Tier 2: Strong regional, vertical, or emerging outlets. Industry journals, tech blogs with real audiences, newsletters with large subscriber counts. Reporters with 5,000 to 20,000 followers. Standard pitch, personalized subject line.

Tier 3: Niche publications, podcasts, freelancers, smaller vertical outlets. Useful for long-tail coverage. Template pitch is fine.

Your first pitch blast should be Tier 1 and some Tier 2 only. 20 to 30 people. Not 500.

Add Context to Each Contact

Before you pitch, know what each reporter has written about recently. Add the last two or three relevant articles to your list. Mention one in your pitch.

This takes time.

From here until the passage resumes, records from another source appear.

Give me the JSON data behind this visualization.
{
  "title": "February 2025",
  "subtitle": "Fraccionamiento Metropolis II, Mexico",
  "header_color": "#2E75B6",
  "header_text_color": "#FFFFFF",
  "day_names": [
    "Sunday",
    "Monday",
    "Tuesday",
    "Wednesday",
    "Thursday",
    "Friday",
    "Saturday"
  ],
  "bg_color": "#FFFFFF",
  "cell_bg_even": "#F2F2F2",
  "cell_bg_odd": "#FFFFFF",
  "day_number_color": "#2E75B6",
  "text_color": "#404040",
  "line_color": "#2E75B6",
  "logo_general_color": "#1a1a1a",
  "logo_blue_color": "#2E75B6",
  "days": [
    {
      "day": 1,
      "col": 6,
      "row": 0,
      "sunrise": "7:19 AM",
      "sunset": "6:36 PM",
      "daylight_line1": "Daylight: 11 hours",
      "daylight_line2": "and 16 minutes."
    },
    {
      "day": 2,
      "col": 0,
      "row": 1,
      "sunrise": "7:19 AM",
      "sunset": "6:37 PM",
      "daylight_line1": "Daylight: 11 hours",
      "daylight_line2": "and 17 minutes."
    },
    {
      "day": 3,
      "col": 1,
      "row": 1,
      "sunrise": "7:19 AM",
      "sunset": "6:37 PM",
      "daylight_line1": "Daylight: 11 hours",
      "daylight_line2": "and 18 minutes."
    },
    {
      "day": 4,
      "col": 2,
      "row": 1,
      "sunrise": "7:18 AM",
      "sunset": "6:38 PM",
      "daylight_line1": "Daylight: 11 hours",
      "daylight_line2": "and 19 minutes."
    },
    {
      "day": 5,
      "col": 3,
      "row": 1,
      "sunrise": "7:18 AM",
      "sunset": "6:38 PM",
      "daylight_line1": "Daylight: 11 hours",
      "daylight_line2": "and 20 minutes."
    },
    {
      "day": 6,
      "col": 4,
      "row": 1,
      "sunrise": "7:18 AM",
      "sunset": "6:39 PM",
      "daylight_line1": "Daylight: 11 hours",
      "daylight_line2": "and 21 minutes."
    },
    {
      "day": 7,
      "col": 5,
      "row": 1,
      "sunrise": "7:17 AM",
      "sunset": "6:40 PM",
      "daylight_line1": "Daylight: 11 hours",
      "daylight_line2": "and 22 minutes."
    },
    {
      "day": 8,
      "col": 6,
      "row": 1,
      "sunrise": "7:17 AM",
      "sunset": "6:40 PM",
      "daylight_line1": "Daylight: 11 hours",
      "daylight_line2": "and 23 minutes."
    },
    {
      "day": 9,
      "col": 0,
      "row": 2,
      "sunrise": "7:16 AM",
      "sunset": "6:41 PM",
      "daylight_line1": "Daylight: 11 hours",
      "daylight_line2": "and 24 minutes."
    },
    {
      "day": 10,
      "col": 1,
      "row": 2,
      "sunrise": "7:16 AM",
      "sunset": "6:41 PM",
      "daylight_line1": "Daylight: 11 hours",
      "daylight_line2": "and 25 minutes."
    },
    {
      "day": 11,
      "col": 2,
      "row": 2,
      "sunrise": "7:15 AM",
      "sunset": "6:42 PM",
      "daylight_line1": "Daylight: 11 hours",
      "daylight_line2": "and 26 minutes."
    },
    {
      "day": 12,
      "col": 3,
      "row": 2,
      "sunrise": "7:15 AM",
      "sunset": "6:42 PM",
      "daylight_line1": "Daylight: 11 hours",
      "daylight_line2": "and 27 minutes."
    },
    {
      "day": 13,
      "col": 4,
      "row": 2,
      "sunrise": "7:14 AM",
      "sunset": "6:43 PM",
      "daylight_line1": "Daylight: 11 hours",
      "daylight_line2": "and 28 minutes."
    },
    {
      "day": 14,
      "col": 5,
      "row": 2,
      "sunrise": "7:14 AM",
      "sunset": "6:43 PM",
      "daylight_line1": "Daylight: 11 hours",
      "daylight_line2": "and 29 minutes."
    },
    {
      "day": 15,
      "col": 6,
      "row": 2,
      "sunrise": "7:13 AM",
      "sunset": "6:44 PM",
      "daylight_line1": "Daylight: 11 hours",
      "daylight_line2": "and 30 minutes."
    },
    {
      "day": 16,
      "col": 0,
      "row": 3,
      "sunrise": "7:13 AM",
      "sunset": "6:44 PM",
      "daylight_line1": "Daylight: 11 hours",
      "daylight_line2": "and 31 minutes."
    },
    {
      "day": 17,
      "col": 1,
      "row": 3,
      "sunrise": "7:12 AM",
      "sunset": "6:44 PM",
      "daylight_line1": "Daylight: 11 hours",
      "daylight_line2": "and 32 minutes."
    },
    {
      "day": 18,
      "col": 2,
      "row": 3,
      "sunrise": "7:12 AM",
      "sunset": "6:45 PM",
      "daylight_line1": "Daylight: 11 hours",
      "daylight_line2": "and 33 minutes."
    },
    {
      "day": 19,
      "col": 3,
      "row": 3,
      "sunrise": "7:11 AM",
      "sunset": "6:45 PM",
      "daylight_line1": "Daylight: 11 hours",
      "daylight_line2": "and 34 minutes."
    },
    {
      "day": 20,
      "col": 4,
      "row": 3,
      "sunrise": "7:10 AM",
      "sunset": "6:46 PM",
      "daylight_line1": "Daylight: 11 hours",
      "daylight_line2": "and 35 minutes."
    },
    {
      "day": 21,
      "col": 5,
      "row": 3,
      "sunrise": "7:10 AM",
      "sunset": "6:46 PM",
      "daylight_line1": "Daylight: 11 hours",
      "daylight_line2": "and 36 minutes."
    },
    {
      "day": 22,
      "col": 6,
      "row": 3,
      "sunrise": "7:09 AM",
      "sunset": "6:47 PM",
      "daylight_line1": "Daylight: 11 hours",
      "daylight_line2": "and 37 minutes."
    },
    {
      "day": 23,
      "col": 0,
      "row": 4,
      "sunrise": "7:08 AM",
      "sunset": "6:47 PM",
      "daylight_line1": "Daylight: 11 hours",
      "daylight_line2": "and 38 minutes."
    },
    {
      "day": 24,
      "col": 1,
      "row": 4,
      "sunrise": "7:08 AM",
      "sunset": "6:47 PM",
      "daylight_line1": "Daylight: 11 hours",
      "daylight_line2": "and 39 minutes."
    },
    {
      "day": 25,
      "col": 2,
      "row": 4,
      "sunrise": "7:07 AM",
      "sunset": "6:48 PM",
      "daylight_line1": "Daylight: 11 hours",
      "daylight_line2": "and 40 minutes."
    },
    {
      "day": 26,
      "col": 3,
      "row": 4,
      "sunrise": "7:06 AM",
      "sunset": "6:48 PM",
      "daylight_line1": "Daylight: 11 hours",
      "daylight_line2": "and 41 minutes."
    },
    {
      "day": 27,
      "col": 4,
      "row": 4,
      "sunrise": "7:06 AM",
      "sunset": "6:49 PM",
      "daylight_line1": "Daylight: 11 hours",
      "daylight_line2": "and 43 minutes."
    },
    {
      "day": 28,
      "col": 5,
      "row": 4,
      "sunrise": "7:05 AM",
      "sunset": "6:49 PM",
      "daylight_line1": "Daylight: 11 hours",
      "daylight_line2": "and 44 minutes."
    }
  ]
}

But it’s the difference between a 5 percent response rate and a 25 percent one.

Example pitch: “Hi Sarah. I read your piece on AI writing tools in VentureBeat last month. We just raised a Series A in semantic optimization for content teams. I thought you’d find our approach to [specific technical differentiator] interesting given what you wrote about [specific point from her article].”

That’s a real pitch. It shows you’ve done homework. Reporters respond to homework.

Free Tools and Sources

You don’t need Cision or Muck Rack to start. Those tools buy you speed at scale. But speed isn’t your main problem when you’re building your first list. Quality is.

Google News: Free. Works. The foundation.

Twitter/X: Free. Best for finding active journalists and their current focus.

LinkedIn: Free tier limited but usable. Premium subscription if you pitch often.

Hunter.io: Free tier verifies emails.

RocketReach: Free tier for email verification.

HARO (Help A Reporter Out): Free email list of journalists requesting sourcing daily. If your news is timely and interesting, you can respond to relevant requests. No cold pitch needed.

Later, if you’re pitching multiple times a month, Muck Rack or Cision save time. They index journalists, track their coverage, and automate some verification. But for your first campaign, these are nice-to-haves, not requirements.

Maintain the List Quarterly

Your list rots the moment you make it. Reporters change beats. Publications fold. People get fired or move to new outlets.

Every quarter, spend 30 minutes updating:

A list of 50 reporters you maintain is worth more than a list of 500 you ignore.

What Not to Do

Don’t buy bulk email lists from unknown vendors. They’re mostly out of date and will tank your sender reputation.

Don’t use scraping tools to harvest emails at scale without verification. Bounces hurt your domain credibility.

Don’t pitch everyone the same story. Tier 1 journalists ignore template emails.

Don’t include “tips@” or “press@” email addresses. Those are monitored by teams, not reporters. You want direct emails.

Don’t mass-email every contact at once. Stagger pitches over a week. This looks intentional, not spammy. It also lets you adjust your pitch based on early responses.

The Real Work Starts After the List

Building the list is the easy part. The real work is knowing it well enough to pitch the right person with the right angle.

But that work is only possible if your list is real. If every contact is a journalist who actually covers your space and has shown recent interest in your beat. If you can read their last article and mention it in your pitch.

That’s what separates a placement from a bounce.

Spend the time upfront. Build a list of 50 that you know. Maintain it. Add to it every time you see a reporter cover something relevant. That list is your media operating system. Everything else flows from it.

A few hours of research now saves weeks of bad pitching later.